テキサス州エルパソ出身のサウルはルチャリブレでヘタレ役のルチャドールとして活動してて、もういい加減ヘタレ役から脱却したいと思い始めてる。そんな中、同じくルチャリブレで活躍するサブリナにコーチとなってもらったことをきっかけとして、サウルが自身のゲイを個性として打ち出していこうとする展開。サウルのヘタレ役時代のリングネームが「エル・トポ」で、同名のアレハンドロ・ホドロフスキー監督の名作があるけど、意味が「モグラ」だというのは知らなかった。

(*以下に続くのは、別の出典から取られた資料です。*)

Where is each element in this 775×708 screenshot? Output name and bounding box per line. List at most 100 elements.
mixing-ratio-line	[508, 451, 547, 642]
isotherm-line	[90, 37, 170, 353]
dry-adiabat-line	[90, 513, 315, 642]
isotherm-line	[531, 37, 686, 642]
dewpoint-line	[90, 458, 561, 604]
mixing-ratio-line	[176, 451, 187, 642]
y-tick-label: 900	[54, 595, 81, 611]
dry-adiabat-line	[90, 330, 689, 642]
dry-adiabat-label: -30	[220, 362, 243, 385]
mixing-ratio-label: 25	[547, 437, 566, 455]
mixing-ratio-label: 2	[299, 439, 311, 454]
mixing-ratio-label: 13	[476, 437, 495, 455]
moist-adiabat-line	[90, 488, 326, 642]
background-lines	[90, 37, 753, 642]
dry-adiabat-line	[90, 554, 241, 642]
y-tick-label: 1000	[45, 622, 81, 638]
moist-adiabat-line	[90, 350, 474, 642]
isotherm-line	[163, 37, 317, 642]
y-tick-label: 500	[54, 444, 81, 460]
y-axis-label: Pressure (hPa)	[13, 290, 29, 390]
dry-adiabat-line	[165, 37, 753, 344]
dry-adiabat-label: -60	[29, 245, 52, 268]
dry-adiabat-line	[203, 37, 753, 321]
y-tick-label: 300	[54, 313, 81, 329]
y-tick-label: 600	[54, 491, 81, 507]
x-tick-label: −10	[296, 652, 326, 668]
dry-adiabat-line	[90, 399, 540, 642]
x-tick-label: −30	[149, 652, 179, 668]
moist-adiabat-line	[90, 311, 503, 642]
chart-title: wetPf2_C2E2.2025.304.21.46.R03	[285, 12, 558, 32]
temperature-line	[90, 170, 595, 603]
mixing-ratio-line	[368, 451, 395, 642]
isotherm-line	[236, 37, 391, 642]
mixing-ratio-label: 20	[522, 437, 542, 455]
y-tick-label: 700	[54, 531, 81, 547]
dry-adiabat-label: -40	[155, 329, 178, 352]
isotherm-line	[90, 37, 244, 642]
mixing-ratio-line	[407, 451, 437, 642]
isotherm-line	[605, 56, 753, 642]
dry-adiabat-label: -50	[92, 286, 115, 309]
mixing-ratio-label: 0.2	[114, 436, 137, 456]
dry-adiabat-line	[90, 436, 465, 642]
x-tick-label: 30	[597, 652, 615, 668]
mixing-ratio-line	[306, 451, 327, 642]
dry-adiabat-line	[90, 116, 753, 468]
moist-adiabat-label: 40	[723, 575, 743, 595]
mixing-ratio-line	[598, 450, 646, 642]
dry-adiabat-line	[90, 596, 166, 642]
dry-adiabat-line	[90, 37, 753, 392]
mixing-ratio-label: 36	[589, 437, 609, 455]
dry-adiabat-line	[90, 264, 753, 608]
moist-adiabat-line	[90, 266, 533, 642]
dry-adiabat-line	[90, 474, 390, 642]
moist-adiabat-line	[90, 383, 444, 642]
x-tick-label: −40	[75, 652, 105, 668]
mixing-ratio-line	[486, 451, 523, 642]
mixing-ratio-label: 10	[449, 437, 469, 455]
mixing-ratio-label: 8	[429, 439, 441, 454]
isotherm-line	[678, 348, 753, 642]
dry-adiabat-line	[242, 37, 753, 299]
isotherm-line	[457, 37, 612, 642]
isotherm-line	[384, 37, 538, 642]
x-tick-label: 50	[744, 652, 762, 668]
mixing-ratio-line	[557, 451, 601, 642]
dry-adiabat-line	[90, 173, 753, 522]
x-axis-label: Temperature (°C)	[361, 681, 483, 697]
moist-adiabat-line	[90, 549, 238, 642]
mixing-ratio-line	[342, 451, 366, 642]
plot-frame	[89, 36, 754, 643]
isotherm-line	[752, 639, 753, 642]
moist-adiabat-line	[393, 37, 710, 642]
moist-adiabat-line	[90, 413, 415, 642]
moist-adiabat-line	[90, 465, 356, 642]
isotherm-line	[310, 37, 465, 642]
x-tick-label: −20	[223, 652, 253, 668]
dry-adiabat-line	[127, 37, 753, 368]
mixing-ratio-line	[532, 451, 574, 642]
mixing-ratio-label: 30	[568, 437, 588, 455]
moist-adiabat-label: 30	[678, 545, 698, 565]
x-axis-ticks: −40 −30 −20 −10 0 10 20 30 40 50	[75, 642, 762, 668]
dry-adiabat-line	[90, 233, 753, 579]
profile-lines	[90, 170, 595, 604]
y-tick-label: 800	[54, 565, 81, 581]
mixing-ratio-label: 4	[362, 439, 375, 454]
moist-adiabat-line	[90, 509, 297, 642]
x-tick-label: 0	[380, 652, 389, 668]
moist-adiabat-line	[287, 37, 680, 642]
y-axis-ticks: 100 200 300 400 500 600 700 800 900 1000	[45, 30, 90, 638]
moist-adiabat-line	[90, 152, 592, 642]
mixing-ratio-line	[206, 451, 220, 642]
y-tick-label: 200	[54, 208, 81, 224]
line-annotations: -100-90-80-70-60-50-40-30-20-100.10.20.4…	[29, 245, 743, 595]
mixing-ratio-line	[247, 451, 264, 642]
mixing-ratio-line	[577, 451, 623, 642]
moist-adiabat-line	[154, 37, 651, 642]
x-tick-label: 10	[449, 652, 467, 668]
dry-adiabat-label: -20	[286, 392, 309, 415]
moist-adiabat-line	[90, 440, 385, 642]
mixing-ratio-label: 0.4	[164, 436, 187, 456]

サウルがテレビで偶然見かけたドラマにヒントを得て、母が昔に着てた煌びやかな衣装をリングコスチュームに仕立て、カサンドラのリングネームで生まれ変わるあたりがワクワクする。彼がゲイであることを全面に打ち出していく様子が清々しくて、前例のないことを実行する勇気に恐れ入る(試合中に2階席から転落する驚きの行動は実際にやってたらしい)。サウルとは対照的に、妻も子どももいる恋人のジェラルドが自身のゲイをひた隠しにしようとする様子が描かれるのは、多くの人はそのように行動するだろうってことだよね。

サウルが母と住むことを夢見たハート形のプールがある家が母の死と共に他人の手に渡ってしまうのが象徴的。劇中の対談番組でも言ってたけど、サウルは多くの女性に影響を受けてきて、本作でもコーチのサブリナや母親が絶大な存在として登場する。これと正反対なのがサウルの父で、終盤の息子との再会で彼がゲイである事実を受け入れないのは、こないだ観た「インスペクション」の母親と同じだったね。そういえばジェラルド役のラウル・カスティーロは「インスペクション」に教官役で出演してた。